Because a pure function cannot have any side effects it does not make sense for such a function to return void. Declaring such a function is diagnosed.
如果 C++ class 构造函数只能通过其参数访问数据,那么是否可以并且应该声明 __attribute__((pure))
构造函数?在什么情况下他们应该被限定为 __attribute__((const))
?
当您将构造函数限定为 pure
或 const
时,GCC 会发出警告。

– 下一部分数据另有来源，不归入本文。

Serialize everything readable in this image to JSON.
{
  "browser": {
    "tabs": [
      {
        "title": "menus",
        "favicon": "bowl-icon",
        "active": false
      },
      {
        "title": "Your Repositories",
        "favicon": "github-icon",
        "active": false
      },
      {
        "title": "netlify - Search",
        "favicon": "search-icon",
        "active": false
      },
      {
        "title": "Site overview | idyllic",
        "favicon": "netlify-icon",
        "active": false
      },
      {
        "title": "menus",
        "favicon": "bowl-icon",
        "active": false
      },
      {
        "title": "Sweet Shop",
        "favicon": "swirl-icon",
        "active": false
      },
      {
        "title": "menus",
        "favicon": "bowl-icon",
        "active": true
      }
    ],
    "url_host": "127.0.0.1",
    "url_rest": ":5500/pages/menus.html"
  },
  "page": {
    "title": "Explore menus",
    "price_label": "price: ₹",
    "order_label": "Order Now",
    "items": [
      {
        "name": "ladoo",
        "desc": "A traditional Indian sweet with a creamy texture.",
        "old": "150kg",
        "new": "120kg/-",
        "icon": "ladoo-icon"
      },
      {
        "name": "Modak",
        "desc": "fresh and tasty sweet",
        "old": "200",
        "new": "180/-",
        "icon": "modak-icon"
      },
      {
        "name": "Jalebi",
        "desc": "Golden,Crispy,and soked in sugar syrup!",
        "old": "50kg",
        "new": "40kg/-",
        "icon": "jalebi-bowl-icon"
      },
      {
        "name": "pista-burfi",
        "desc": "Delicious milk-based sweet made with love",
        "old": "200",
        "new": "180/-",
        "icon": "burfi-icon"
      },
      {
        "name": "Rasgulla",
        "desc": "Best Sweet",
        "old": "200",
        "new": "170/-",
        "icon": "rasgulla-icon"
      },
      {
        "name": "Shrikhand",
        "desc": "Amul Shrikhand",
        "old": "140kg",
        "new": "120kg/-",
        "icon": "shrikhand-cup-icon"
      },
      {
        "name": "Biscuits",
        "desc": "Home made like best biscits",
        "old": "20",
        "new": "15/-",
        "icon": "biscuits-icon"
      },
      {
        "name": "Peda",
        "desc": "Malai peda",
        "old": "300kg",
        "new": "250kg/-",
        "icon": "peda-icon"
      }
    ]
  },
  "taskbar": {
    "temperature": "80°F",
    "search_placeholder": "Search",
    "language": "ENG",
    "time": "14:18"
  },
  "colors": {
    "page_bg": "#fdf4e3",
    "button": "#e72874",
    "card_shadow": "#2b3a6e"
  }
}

这是因为构造函数不会 return 任何东西 (returns void
) 并且在此类上具有 pure
或 const
属性没有多大意义职能。
查看 Godbolt 演示 here。
<source>:3:30: warning: 'pure' attribute on function returning 'void' [-Wattributes]
A() __attribute__((pure));
^
<source>:8:31: warning: 'const' attribute on function returning 'void' [-Wattributes]
B() __attribute__((const)); ^
来自 GCC documentation:
const
...
Because a const function cannot have any side effects it does not make sense for such a function to return void. Declaring such a function is diagnosed.pure
...
Because a pure function cannot have any side effects it does not make sense for such a function to return void. Declaring such a function is diagnosed.